2. The Departed/Infernal Affairs
Leonardo DiCaprio/Tony Leung has been in the mob for years. He's an undercover cop. Matt Damon/Andy Lau has been a cop for years. He's an undercover mobster. Their lives are a chess game, and while they're not really pawns, they're definitely not in control. They're prying, like, bishops. Neither of them are made until they make each other, but even then, it's after their bosses are dead, and the world has forgotten their true allegiances. Sort of. The amazing moment in these movies comes at the hands of one of the mob henchmen -- see, the undercover cop is meeting with his boss, and the mob finds out that's happening, and they wanna know who this cop is. So they show up, but first they call (complicated) the undercover cop, and they're all like, "Dude! Come over to 11 Fictional Street and kill this cop with us," and the undercover cop is like "Fuccck," and just runs downstairs like, "Dudes I got here first and the undercover dude is mad gone, I know, I'm just as mad as you."
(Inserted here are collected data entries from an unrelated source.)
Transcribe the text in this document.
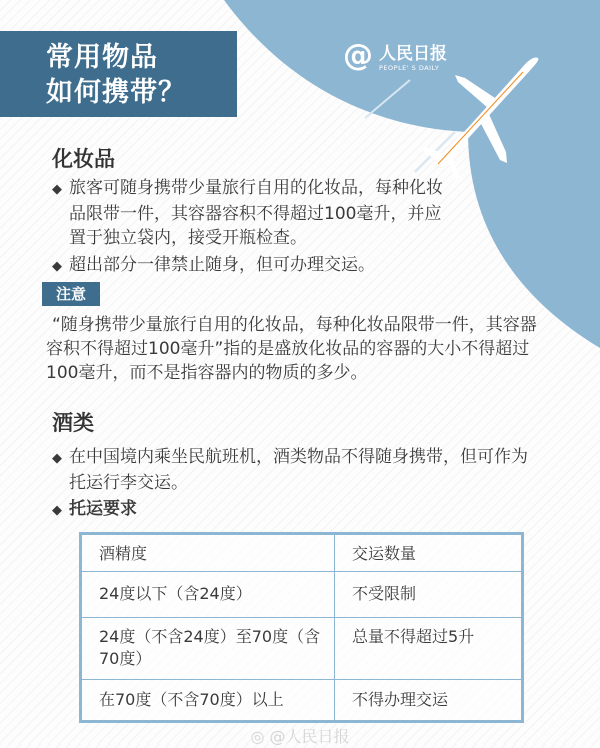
常用物品
如何携带？
@ 人民日报
PEOPLE' S DAILY
化妆品
◆ 旅客可随身携带少量旅行自用的化妆品，每种化妆品限带一件，其容器容积不得超过100毫升，并应置于独立袋内，接受开瓶检查。
◆ 超出部分一律禁止随身，但可办理交运。
注意
“随身携带少量旅行自用的化妆品，每种化妆品限带一件，其容器容积不得超过100毫升”指的是盛放化妆品的容器的大小不得超过100毫升，而不是指容器内的物质的多少。
酒类
◆ 在中国境内乘坐民航班机，酒类物品不得随身携带，但可作为托运行李交运。
◆ 托运要求
酒精度	交运数量
24度以下（含24度）	不受限制
24度（不含24度）至70度（含70度）	总量不得超过5升
在70度（不含70度）以上	不得办理交运
◎ @人民日报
Then a bunch of real cops show up and there's shooting, and in the last moments of this henchman's life, he's all "Dude, I gave you the wrong address. It's cool though. I won't tell. I'm dying anyway." Why? He's a cop too! That is crazy! Then everyone dies. And in Infernal Affairs, you're sad, but that's only because there's no Chinese Marky Mark that fixes everything with scowls and bullets-in-the-heads-of-Matt-Damons.
1. Point Break/The Fast and the Furious
Point Break is the greatest undercover cop movie ever made. It's certainly the most iconic (which is why The Fast and The Furious is listed alongside it -- they're the exact same movie, beat for beat). It's also maybe the weirdest, which is probably what makes it the best. There's not really a scene where Brody, played by the late, great Patrick Swayze, seemingly channeling himself, discovers that Keanu Reeves's Johnny Utah is a cop. It's Brody, man. He sees auras. He just knows, and always has, and the way he handles it is by letting Utah become a part of his totally awesome life until Utah doesn't wanna arrest him anymore.
If you have to point out a specific scene -- the first time Brody gets a good look at the cop chasing him, it's the awesome scene they talk about in Hot Fuzz, when Keanu, unable to run anymore, screams in anger and fires his gun in the air 'til it's empty. It's a really dangerous move, by the way -- those bullets can form a perfect parabola and kill random people and animals. How does Brody handle knowing for sure that his friend is betraying him? He acts like he doesn't know, and brings Utah along on a bank robbery/skydiving combo. He's so cool!